Audience sing-alongs will include “Deck the Halls,” “Jingle Bells,” “Silent Night,” “The First Noel,” and “Frosty the Snowman.” The grand finale crowd pleaser will be the traditional singing of “The Twelve Days of Christmas.”
Arrangements are now being made for special appearances by Santa Claus and Frosty the Snowman—you heard it here first!
Plus, enjoy free holiday goodies and drinks, which will be provided at the end of the show. Net proceeds from this event will be donated to the music and arts programs of various South County schools.
Tickets are available from the Clark Center Box Office at 489-9444 or clarkcenter.org. Special family discount pricing (in advance only) allows up to six family members to attend for only $30.00. Not bad for some top-notch holiday entertainment.
More tunes and tidbits
A big hearty congrats to Amaya Rose, the 15-year-old Paso Robles fiddler who recently played with none other than outlaw country legend Merle Haggard and The Strangers at the Canyon Club near L.A.
Not only did Rose open Haggard’s show, but after her set, The Strangers also backed her on the old fiddle tune “Soppin’ the Gravy,” causing the sold-out crowd to go wild.
This specific tune was at the request of Haggard, who had first heard Amaya play fiddle some seven months ago. At that very first meeting, she knocked his boots off.
“When I first met Amaya, she played an old classic very well, then I thought I would test her, and asked, ‘Do you know anything older?’” Haggard said.
The country star was surprised to learn she certainly did. I, for one, am not shocked at all.
The first time I saw the blonde-haired cowgirl perform, she was knee high to a grasshopper. Maybe you’ve seen her playing during community events in North County, including Templeton’s Founder’s Day, or maybe you’ve seen her sawing that fiddle with Monte Mills and the Lucky Horseshoe Band, which she joined at the age of 12.
It's my opinion this young lady is truly going places, so enjoy her music while she’s still hanging around SLO County!
In 2015, be sure to catch her playing fiddle in the Lucky Horseshoe Band, doing her single act around the Central Coast and performing opening slots in some big-name acts.
Singer-songwriter Daniel Isle Sky of San Diego will play Linnaea’s Café Dec. 20 (8 p.m.), with a mix of original tunes and popular covers.
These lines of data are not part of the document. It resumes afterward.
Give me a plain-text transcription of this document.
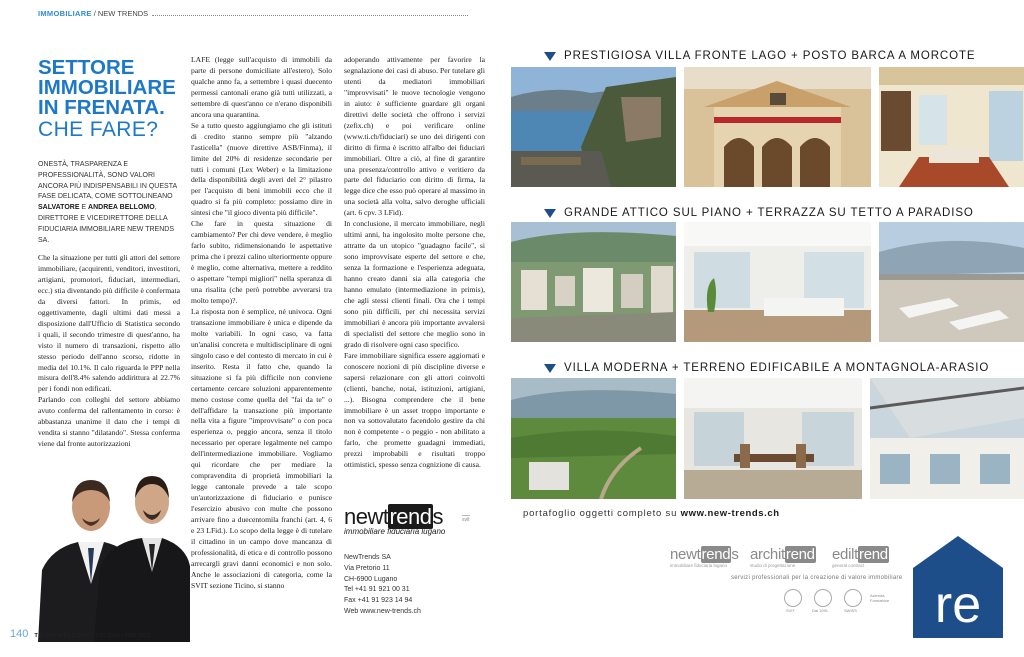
IMMOBILIARE / NEW TRENDS
SETTORE
IMMOBILIARE
IN FRENATA.
CHE FARE?
ONESTÀ, TRASPARENZA E PROFESSIONALITÀ, SONO VALORI ANCORA PIÙ INDISPENSABILI IN QUESTA FASE DELICATA, COME SOTTOLINEANO SALVATORE E ANDREA BELLOMO, DIRETTORE E VICEDIRETTORE DELLA FIDUCIARIA IMMOBILIARE NEW TRENDS SA.

Che la situazione per tutti gli attori del settore immobiliare, (acquirenti, venditori, investitori, artigiani, promotori, fiduciari, intermediari, ecc.) stia diventando più difficile è confermata da diversi fattori. In primis, ed oggettivamente, dagli ultimi dati messi a disposizione dall'Ufficio di Statistica secondo i quali, il secondo trimestre di quest'anno, ha visto il numero di transazioni, rispetto allo stesso periodo dell'anno scorso, ridotte in media del 10.1%. Il calo riguarda le PPP nella misura dell'8.4% salendo addirittura al 22.7% per i fondi non edificati.

Parlando con colleghi del settore abbiamo avuto conferma del rallentamento in corso: è abbastanza unanime il dato che i tempi di vendita si stanno "dilatando". Stessa conferma viene dal fronte autorizzazioni

LAFE (legge sull'acquisto di immobili da parte di persone domiciliate all'estero). Solo qualche anno fa, a settembre i quasi duecento permessi cantonali erano già tutti utilizzati, a settembre di quest'anno ce n'erano disponibili ancora una quarantina.

Se a tutto questo aggiungiamo che gli istituti di credito stanno sempre più "alzando l'asticella" (nuove direttive ASB/Finma), il limite del 20% di residenze secondarie per tutti i comuni (Lex Weber) e la limitazione della disponibilità degli averi del 2° pilastro per l'acquisto di beni immobili ecco che il quadro si fa più completo: possiamo dire in sintesi che "il gioco diventa più difficile".

Che fare in questa situazione di cambiamento? Per chi deve vendere, è meglio farlo subito, ridimensionando le aspettative prima che i prezzi calino ulteriormente oppure è meglio, come alternativa, mettere a reddito o aspettare "tempi migliori" nella speranza di una risalita (che però potrebbe avverarsi tra molto tempo)?.

La risposta non è semplice, né univoca. Ogni transazione immobiliare è unica e dipende da molte variabili. In ogni caso, va fatta un'analisi concreta e multidisciplinare di ogni singolo caso e del contesto di mercato in cui è inserito. Resta il fatto che, quando la situazione si fa più difficile non conviene certamente cercare soluzioni apparentemente meno costose come quella del "fai da te" o dell'affidare la transazione più importante nella vita a figure "improvvisate" o con poca esperienza o, peggio ancora, senza il titolo necessario per operare legalmente nel campo dell'intermediazione immobiliare. Vogliamo qui ricordare che per mediare la compravendita di proprietà immobiliari la legge cantonale prevede a tale scopo un'autorizzazione di fiduciario e punisce l'esercizio abusivo con multe che possono arrivare fino a duecentomila franchi (art. 4, 6 e 23 LFid.). Lo scopo della legge è di tutelare il cittadino in un campo dove mancanza di professionalità, di etica e di controllo possono arrecargli gravi danni economici e non solo. Anche le associazioni di categoria, come la SVIT sezione Ticino, si stanno

adoperando attivamente per favorire la segnalazione dei casi di abuso. Per tutelare gli utenti da mediatori immobiliari "improvvisati" le nuove tecnologie vengono in aiuto: è sufficiente guardare gli organi direttivi delle società che offrono i servizi (zefix.ch) e poi verificare online (www.ti.ch/fiduciari) se uno dei dirigenti con diritto di firma è iscritto all'albo dei fiduciari immobiliari. Oltre a ciò, al fine di garantire una presenza/controllo attivo e veritiero da parte del fiduciario con diritto di firma, la legge dice che esso può operare al massimo in una società alla volta, salvo deroghe ufficiali (art. 6 cpv. 3 LFid).

In conclusione, il mercato immobiliare, negli ultimi anni, ha ingolosito molte persone che, attratte da un utopico "guadagno facile", si sono improvvisate esperte del settore e che, senza la formazione e l'esperienza adeguata, hanno creato danni sia alla categoria che hanno emulato (intermediazione in primis), che agli stessi clienti finali. Ora che i tempi sono più difficili, per chi necessita servizi immobiliari è ancora più importante avvalersi di specialisti del settore che meglio sono in grado di risolvere ogni caso specifico.

Fare immobiliare significa essere aggiornati e conoscere nozioni di più discipline diverse e sapersi relazionare con gli attori coinvolti (clienti, banche, notai, istituzioni, artigiani, ...). Bisogna comprendere che il bene immobiliare è un asset troppo importante e non va sottovalutato facendolo gestire da chi non è competente - o peggio - non abilitato a farlo, che promette guadagni immediati, prezzi improbabili e risultati troppo ottimistici, spesso senza cognizione di causa.

newtrends
immobiliare fiduciaria lugano
svit
NewTrends SA
Via Pretorio 11
CH-6900 Lugano
Tel +41 91 921 00 31
Fax +41 91 923 14 94
Web www.new-trends.ch
140 TICINO WELCOME • DIC 2014 / FEB 2015
PRESTIGIOSA VILLA FRONTE LAGO + POSTO BARCA A MORCOTE
GRANDE ATTICO SUL PIANO + TERRAZZA SU TETTO A PARADISO
VILLA MODERNA + TERRENO EDIFICABILE A MONTAGNOLA-ARASIO
portafoglio oggetti completo su www.new-trends.ch
newtrends
immobiliare fiduciaria lugano
architrend
studio di progettazione
ediltrend
general contract
servizi professionali per la creazione di valore immobiliare
SVIT	Dal 1991	SWISS
Azienda Formatrice re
The artist moved to California this summer after landing a spot at the Del Mar Fair, and Cali’s been good to him thus far.
Mainly, it’s warmer here than in his hometown of Santa Fe, and people dig a laid-back vibe.
“I used to be the bass player in some hard rock bands, but I put down the bass in favor the acoustic when I got fired because I didn’t drink enough,” Sky said. “I look the rocker part but my gentle voice has been compared to James Taylor. I’m looking forward meeting the locals in SLO.”
Well, you heard the man! Go say “hi” to this acoustic songwriter in rocker’s clothing—and don’t bother inviting him to your next game of beer pong. He is not interested.